# Resturants in El Gouna?



## Chill (May 24, 2011)

Hi all,
Looking for some advice. We are in El Gouna for a week and looking for somewhere to go for dinner either downtown or in a hotel. Do anyone have any suggestions based on your experiences?
TIA
Chill


----------



## Gounie (Jan 27, 2011)

You are absolutely spoilt for choice with restaurants in El Gouna. The most popular restaurants are owned by Omar Sharif's son Tarek. They are Le Deauville, La Scalla and Thomas Pizza all in Abu Tig Marina. He also owns Oriental Grill in Downtown. Other popular choices are Chez Chantel, Pier 88, Saigon in the marina. Fish Market, White Elephant Thai, Greek, Upstairs and Abu El Sid in Downtown. Restaurants are expensive. All the hotels have restaurants too and where the buffets in the top 5* hotels are superb and good value, the drinks are very expensive.

My favourite is the Saigon Vietnemese but it is expensive so I go to Mini Saigon the takeaway.

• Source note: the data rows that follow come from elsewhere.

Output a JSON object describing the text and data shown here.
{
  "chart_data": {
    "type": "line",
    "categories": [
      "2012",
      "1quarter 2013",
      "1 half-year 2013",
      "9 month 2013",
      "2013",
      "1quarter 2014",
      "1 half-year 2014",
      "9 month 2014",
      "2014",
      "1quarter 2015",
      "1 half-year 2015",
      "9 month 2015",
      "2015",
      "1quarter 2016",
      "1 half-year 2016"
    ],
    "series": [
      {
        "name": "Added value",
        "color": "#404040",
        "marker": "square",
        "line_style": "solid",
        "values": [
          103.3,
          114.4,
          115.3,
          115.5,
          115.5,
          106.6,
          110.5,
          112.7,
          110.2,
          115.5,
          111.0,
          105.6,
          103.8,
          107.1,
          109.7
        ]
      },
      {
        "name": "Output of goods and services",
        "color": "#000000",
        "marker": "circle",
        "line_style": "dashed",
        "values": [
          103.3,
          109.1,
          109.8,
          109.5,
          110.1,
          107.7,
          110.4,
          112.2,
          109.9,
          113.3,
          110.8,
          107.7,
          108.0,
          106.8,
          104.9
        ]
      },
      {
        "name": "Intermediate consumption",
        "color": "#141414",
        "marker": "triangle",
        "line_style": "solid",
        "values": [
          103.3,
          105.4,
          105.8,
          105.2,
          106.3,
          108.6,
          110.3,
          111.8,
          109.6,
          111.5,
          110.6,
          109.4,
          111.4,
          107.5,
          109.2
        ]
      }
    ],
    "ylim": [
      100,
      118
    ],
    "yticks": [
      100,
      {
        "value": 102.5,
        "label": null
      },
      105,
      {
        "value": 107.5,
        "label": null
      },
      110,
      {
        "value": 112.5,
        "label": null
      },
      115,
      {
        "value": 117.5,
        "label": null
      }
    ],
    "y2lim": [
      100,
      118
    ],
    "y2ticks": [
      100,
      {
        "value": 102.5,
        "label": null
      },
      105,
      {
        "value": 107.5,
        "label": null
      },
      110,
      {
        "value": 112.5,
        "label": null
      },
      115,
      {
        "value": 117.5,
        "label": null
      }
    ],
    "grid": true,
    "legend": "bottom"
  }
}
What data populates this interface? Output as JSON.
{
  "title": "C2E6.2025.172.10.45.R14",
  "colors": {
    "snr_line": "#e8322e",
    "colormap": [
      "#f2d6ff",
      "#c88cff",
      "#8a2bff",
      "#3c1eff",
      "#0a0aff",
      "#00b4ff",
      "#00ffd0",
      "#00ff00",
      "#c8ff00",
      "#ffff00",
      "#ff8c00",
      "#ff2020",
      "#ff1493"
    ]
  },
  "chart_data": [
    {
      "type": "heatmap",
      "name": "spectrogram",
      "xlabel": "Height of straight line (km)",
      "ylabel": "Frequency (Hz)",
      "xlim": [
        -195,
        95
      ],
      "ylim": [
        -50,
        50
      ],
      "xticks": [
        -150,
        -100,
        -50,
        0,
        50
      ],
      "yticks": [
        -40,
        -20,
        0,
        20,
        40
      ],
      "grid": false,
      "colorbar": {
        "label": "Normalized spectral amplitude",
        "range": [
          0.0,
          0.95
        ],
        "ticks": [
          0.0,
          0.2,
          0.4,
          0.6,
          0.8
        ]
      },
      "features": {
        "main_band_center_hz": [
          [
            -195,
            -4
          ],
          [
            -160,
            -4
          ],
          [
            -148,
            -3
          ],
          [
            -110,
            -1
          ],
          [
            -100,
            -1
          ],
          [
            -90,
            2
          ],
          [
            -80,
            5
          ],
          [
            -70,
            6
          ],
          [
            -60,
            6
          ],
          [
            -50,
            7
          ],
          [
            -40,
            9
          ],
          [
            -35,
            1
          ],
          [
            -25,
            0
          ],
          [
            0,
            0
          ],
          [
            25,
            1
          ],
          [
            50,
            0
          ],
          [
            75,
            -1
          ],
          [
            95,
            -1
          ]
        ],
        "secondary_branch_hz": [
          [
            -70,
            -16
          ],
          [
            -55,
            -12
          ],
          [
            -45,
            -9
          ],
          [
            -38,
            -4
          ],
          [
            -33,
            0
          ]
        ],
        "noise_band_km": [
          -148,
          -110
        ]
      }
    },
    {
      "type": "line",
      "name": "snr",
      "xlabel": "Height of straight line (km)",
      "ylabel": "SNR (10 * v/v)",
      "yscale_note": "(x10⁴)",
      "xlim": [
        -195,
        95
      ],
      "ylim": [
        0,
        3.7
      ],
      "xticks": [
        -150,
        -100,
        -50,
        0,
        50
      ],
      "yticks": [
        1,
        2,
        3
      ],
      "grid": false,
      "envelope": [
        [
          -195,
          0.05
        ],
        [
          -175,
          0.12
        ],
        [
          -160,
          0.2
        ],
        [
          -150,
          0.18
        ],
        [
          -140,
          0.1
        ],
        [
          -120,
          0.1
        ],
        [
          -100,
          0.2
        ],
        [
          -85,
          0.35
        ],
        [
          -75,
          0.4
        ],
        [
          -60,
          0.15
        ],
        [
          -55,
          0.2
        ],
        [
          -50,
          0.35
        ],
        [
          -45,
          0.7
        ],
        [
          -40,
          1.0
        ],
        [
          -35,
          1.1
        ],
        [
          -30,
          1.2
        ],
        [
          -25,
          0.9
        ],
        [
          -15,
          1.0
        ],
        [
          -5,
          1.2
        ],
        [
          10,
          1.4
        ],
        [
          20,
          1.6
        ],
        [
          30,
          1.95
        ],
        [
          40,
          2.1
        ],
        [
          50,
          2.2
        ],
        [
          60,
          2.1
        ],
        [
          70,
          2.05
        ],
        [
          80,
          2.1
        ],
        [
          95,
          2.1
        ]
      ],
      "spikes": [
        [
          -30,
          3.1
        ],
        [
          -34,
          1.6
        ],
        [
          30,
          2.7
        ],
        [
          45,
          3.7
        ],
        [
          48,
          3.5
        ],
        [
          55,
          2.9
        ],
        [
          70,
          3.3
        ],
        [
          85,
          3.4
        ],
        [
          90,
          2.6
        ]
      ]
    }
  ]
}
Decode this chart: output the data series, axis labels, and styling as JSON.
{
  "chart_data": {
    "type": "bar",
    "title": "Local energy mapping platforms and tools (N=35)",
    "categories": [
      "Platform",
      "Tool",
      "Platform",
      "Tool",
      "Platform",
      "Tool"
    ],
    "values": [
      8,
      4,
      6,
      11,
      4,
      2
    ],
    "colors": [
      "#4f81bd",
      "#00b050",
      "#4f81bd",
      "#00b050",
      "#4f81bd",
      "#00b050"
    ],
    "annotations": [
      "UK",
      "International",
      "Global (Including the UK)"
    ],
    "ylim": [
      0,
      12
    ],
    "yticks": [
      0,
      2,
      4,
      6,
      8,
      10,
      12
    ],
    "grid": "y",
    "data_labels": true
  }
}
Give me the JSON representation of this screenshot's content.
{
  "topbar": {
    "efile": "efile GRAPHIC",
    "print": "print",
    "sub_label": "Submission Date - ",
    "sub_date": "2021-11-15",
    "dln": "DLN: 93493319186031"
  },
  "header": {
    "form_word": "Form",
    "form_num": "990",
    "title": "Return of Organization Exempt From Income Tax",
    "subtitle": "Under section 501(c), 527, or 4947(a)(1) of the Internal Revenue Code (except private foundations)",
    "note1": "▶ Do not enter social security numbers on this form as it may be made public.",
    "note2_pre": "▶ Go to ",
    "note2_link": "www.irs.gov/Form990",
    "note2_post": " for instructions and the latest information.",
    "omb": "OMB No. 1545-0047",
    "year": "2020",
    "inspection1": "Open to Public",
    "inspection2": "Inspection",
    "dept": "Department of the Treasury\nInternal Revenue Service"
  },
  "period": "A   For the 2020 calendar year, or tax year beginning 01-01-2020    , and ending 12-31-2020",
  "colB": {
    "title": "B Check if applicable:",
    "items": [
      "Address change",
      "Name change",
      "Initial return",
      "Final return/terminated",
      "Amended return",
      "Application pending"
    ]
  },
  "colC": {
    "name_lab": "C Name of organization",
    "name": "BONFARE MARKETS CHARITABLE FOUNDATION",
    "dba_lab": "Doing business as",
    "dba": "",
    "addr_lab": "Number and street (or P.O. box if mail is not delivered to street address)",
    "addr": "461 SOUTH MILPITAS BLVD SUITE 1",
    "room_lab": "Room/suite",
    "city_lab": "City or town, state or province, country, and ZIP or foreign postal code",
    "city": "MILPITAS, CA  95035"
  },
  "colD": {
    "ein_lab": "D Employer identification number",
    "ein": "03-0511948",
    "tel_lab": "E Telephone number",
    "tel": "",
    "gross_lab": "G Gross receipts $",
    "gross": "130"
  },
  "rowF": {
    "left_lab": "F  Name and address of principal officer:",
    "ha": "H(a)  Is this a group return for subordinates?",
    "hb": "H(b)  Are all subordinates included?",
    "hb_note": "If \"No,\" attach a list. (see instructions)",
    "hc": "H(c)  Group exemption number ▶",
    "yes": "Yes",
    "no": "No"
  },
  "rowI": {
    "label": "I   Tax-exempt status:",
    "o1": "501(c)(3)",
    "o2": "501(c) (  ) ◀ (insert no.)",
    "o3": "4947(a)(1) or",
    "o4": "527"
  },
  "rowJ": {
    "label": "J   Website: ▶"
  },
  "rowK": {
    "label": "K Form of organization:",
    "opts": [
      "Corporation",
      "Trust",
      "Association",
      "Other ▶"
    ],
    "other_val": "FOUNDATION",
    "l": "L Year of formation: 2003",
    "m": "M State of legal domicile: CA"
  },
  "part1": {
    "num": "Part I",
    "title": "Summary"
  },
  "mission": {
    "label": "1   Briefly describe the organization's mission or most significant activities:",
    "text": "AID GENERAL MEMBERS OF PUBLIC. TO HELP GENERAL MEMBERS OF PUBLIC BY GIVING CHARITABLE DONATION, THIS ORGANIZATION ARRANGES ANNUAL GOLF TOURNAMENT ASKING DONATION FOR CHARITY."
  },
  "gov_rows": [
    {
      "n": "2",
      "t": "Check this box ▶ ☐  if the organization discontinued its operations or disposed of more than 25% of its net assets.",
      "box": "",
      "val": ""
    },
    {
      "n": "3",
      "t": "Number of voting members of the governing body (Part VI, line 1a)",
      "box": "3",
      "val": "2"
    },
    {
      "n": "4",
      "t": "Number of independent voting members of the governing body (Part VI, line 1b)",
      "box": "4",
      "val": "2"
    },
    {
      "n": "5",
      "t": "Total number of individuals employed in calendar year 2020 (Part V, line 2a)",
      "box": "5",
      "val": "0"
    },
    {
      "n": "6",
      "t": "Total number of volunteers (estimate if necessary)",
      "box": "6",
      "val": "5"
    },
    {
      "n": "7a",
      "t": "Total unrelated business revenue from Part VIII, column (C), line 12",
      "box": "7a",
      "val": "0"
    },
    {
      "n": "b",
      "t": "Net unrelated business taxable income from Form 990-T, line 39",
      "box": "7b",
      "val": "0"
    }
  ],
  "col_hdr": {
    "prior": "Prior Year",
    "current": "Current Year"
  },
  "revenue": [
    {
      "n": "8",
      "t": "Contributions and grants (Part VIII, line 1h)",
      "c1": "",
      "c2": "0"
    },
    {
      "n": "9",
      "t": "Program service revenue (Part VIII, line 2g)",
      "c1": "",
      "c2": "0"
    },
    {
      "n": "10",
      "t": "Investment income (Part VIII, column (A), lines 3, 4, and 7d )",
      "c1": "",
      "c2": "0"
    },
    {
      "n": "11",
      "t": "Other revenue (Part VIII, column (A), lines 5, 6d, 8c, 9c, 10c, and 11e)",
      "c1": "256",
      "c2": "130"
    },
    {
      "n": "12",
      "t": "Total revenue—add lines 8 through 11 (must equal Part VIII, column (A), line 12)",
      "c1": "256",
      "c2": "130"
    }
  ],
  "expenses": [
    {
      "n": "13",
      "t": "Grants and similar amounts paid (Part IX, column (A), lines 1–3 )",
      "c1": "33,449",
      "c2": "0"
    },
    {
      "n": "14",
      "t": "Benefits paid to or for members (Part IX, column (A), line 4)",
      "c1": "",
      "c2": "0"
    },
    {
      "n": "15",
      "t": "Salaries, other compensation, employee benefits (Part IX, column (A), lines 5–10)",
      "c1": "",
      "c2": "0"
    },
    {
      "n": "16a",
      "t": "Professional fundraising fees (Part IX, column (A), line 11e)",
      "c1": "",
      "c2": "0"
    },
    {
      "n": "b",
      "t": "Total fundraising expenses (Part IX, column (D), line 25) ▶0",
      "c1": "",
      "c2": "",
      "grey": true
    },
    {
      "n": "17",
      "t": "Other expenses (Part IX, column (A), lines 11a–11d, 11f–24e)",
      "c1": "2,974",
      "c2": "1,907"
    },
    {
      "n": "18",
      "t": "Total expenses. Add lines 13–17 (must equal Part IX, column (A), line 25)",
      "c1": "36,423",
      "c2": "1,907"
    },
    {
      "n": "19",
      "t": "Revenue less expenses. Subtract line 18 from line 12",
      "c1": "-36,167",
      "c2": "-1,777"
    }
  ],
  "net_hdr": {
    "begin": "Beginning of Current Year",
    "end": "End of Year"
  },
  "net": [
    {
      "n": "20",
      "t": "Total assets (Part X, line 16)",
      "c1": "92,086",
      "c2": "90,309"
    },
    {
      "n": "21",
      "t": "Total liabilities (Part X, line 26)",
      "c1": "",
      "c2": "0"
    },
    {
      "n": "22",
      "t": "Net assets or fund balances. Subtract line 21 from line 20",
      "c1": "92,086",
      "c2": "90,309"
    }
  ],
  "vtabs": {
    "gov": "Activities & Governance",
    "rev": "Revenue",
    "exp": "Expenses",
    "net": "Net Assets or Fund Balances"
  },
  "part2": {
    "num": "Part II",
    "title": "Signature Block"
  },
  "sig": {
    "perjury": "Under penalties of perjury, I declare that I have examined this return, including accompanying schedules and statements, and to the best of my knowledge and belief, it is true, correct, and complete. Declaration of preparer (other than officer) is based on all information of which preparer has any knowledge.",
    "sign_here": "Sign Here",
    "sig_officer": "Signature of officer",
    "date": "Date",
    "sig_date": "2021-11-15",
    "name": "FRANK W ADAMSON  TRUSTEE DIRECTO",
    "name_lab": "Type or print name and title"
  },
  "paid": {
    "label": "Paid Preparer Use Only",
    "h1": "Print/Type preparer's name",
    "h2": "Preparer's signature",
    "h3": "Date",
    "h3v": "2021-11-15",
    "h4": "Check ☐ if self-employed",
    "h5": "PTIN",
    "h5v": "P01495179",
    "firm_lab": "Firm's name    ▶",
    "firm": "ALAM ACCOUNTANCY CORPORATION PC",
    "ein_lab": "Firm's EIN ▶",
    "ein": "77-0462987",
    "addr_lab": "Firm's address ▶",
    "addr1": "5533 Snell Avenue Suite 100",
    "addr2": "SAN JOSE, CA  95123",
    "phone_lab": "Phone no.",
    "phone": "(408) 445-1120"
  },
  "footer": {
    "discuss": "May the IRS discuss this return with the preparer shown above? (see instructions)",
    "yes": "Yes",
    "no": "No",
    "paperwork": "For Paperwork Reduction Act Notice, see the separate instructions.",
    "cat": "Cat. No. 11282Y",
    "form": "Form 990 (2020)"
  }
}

If you want to get away from the main areas there is a Nubian House Restaurant on the edge of El Gouna near the Fish Farm which does a buffet and entertainment on a Thursday night.

There are also many, many other restaurants not mentioned!


----------



## Chill (May 24, 2011)

Thanks Gounie, appreciate your help here.


----------